EU-Beamtin Opfer von Judenhass: Täter verurteilt

8 Oktober 2018
Handlungsfelder: Gesellschaftsleben
Diskriminierungsgrund: Racism

Das Brüsseler Strafgericht schloss sich der Argumentation von Unia und der betroffenen EU-Beamtin an und wertete den antisemitischen Karakter der Hassrede sowie der Körperverletzungals erschwerende Umstände. Der Richter bezeichnete die Taten als „gravierend und inakzeptabel“. Els Keytsman, Direktorin von Unia, äußert sich besorgt über die verbalen Aggressionen und Drohungen gegen die jüdische Gemeinde in Belgien.

Es geschah im Juli 2015. Auf einer Terrasse im Europa-Viertel fühlte sich eine Frau, die für die Europäische Union arbeitet, von einem Amtskollegen angesprochen, der ein kleines Schild mit Mussolini trug. Der Mann begann zu schimpfen und fand es bedauerlich, „dass Hitler sein Werk nicht zu Ende geführt hat“.    

Die betreffende Frau erinnerte ihn daran, dass Hitler und Mussolini zwei Diktatoren und Verbrecher waren. Daraufhin schrie er sie mit antisemitischen Äußerungen an und schlug sie ins Gesicht. Mindestens ein Zeuge hatte den Vorfall beobachtet.

Nachdem sich das Opfer an Unia gewandt hatte, beschlossen wir, dem Gerichtsverfahren als Zivilpartei beizutreten.

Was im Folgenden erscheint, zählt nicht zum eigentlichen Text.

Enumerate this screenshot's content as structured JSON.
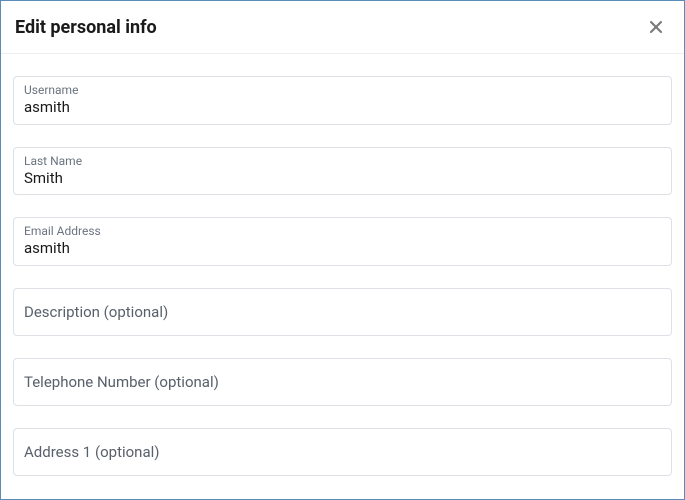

Im September urteilte auch das Korrektionalgericht, dass es sich um vorsätzliche Anstiftung zu Hass, Gewalt und Diskriminierung handelt und dass hier tatsächlich Hass und Feindseligkeit gegenüber Juden vorlagen. Der Richter gewährte dem Mann eine Aussetzung der Urteilsverkündung unter der Bedingung, dass er sich wegen seines Alkoholkonsums in Behandlung begibt. Darüber hinaus muss er einen Kurs zum Thema Antidiskriminierung und Chancengleichheit belegen. Außerdem muss er dem Opfer 500 € Schadenersatz zahlen.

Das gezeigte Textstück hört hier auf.